Par Nicolas Gorodetzki
Comme une gifle, la chaleur et les odeurs violentes et pour le moins « contrastées » de cette banlieue miteuse du Caire nous prirent par surprise.
Pour une première dans un pays du nord de l’Afrique, nous étions servis. Notre lieu de résidence, en tant que coopérants, était situé en bordure d’un immense bidonville fait de baraquements en tôles, en toiles ou en matériaux de récupération inimaginables. Sans doute un endroit de la planète où le système D était instauré en dogme, voire en religion.

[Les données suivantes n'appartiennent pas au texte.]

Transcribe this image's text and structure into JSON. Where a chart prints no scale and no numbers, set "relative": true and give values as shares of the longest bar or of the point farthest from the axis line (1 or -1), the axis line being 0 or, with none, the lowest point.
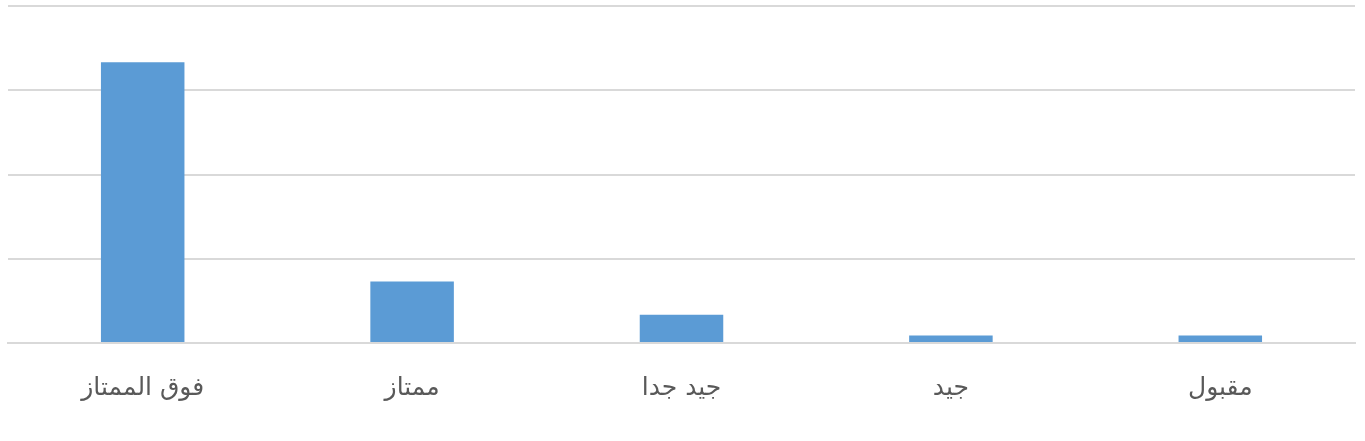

Il se mêlait, dans la chaleur épouvantable de ce mois de juillet, des odeurs humaines majorées par l’absence de tout à l’égout, des relents d’animaux vivant parfois dans les habitations, et surtout ces effluves entêtants d’épices flottant dans l’atmosphère à toute heure du jour et de la nuit.
S’aventurer dans ce labyrinthe relevait autant du jeu de piste que du parcours du combattant, tant les repères pour un occidental étaient inexistants, mais aussi en raison du peu de poids que représentait la vie humaine dans une zone sans loi et sans autre credo quotidien que celui de la survie.
J’allais partager cette maisonnette pendant un an avec deux autres internes en médecine, célibataires, naïfs mais pleins d’optimisme et de belles résolutions !
Il nous fallut plusieurs semaines pour nous habituer aux bruits, aux cris et au remue-ménage incessant de ce quartier.
Au fil des semaines, nous apprîmes à connaître les gens des baraquements les plus proches et à les apprivoiser. Il est vrai que la misère faisant le lit de l’intégrisme, notre statut d’occidental ne facilitait pas toujours les contacts. Certains, pourtant, eurent vite compris quel intérêt ils pouvaient avoir à commercer avec nous.
Le troc était la philosophie de base de cette population et ce que nous avions à offrir leur manquait cruellement. Il n’y avait pas de dispensaire digne de ce nom à proximité et aucun médecin ne se déplaçait par risque de se faire dévaliser… au mieux. Seuls, parfois, les pompiers se déplaçaient en nombre, à l’occasion d’incendies qui ravageaient une partie de ce tentaculaire bidonville, transformant en fumée une partie du cloaque et de ses habitants.
Ainsi, en dehors de nos heures de présence à l’hôpital, nous avions fini par organiser une consultation informelle dans notre garage transformé pour l’occasion en dispensaire.
Les consultations étaient gratuites mais les patients amenaient toujours quelque chose avec eux. C’étaient en général des denrées alimentaires locales dont une grande partie finissait dans nos poubelles, car inaptes à la reconnaissance de nos papilles gustatives européennes ! De plus, l’hygiène était déplorable, et même si on imaginait aisément que la population locale était fortement protégée contre les germes tout venant, nous n’étions pas sûrs que nos antibiotiques puissent en faire autant pour nous !
Au bout de quelques semaines, mes notions d’arabe et en particulier de dialecte du souk s’enrichirent considérablement. Néanmoins, je n’étais pas sûr, à mon retour, de faire un tabac en cours supérieur d’arabe classique, car je notais que le vocabulaire que j’apprenais était, parfois même, incompris du personnel arabe du consulat ! Mais ce que je perdais sans doute d’un côté, je le gagnais de l’autre en parlant le langage de la rue.